Latest News

Intelsat’s Gogo Commercial Aviation Acquisition Pays Off in Q1 Results

By Jeffrey Hill | May 6, 2021
Intelsat's North America headquarters. Photo: Intelsat

Intelsat’s North America headquarters. Photo: Intelsat

Intelsat turned in its first year-over-year double-digit revenue increase in at least eight years, thanks to contributions from its recently acquired Gogo Commercial Aviation business. The satellite operator’s first fiscal quarter 2021 revenues were $502.8 million — an increase of $43.9 million (0r 10%) from Q1 2020.

The operator also cut its total quarterly net losses from $218.8 million in Q1 2020 to $174.9 million for the three-month period that ended March 31.

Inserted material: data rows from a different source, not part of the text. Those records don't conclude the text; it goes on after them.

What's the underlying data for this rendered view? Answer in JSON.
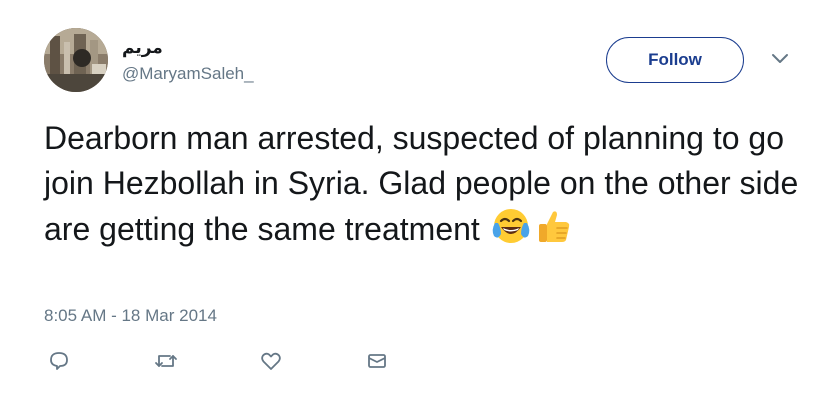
{
  "user": {
    "display_name": "مريم",
    "handle": "@MaryamSaleh_",
    "avatar_icon": "profile-photo"
  },
  "header": {
    "follow_label": "Follow",
    "menu_icon": "chevron-down-icon"
  },
  "tweet": {
    "text": "Dearborn man arrested, suspected of planning to go join Hezbollah in Syria. Glad people on the other side are getting the same treatment",
    "emojis": [
      "face-with-tears-of-joy",
      "thumbs-up"
    ],
    "timestamp": "8:05 AM - 18 Mar 2014"
  },
  "actions": [
    {
      "name": "reply",
      "icon": "reply-icon"
    },
    {
      "name": "retweet",
      "icon": "retweet-icon"
    },
    {
      "name": "like",
      "icon": "heart-icon"
    },
    {
      "name": "message",
      "icon": "envelope-icon"
    }
  ],
  "colors": {
    "text": "#14171a",
    "secondary": "#657786",
    "follow_border": "#1b3d8f",
    "icon": "#657786"
  }
}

Intelsat completed its $400 million cash acquisition of Gogo Commercial Aviation in December and transformed it into a business unit under its Network Services division, which delivered $214 million in Q1 revenue. This represents a 43% year-over-year increase for the division and makes Network Services Intelsat’s largest and most profitable business unit, surpassing the Media unit.

The operator said the increase would have been even greater if not for certain mobility and enterprise contract terminations that happened during the quarter. The costs attributed to the Gogo Commercial Aviation acquisition itself also offset some of the overall company’s gains.

Intelsat also reported modest gains from its Government business division, which generated a 2% year-over-year revenue increase to $97.9 million. The company said the increase was primarily due to a one-time customer premises equipment sale, the expansion of FlexGround services and the entry of its Galaxy-30 satellite into service.

The operator hit an important technical milestone during the quarter, as it successfully completed the docking of Northrop Grumman‘s Mission Extension Vehicle-2 (MEV-2) to the Intelsat 10-02 satellite and extended its life by 5 years.

The only sore spot for Intelsat was its Media division revenues, which declined 10% compared to the same period in 2020, to $185 million. Intelsat attributed the decline to the departure of a network customer, lower demand, and the lack of an occasional use services rebound.

Intelsat’s contracted backlog stands at $5.9 billion compared to $6.1 billion at the end of Q1 2020. The operator is currently in the process of a Chapter 11 bankruptcy reorganization. Costs associated with the bankruptcy during the quarter were $55.8 million in professional fees.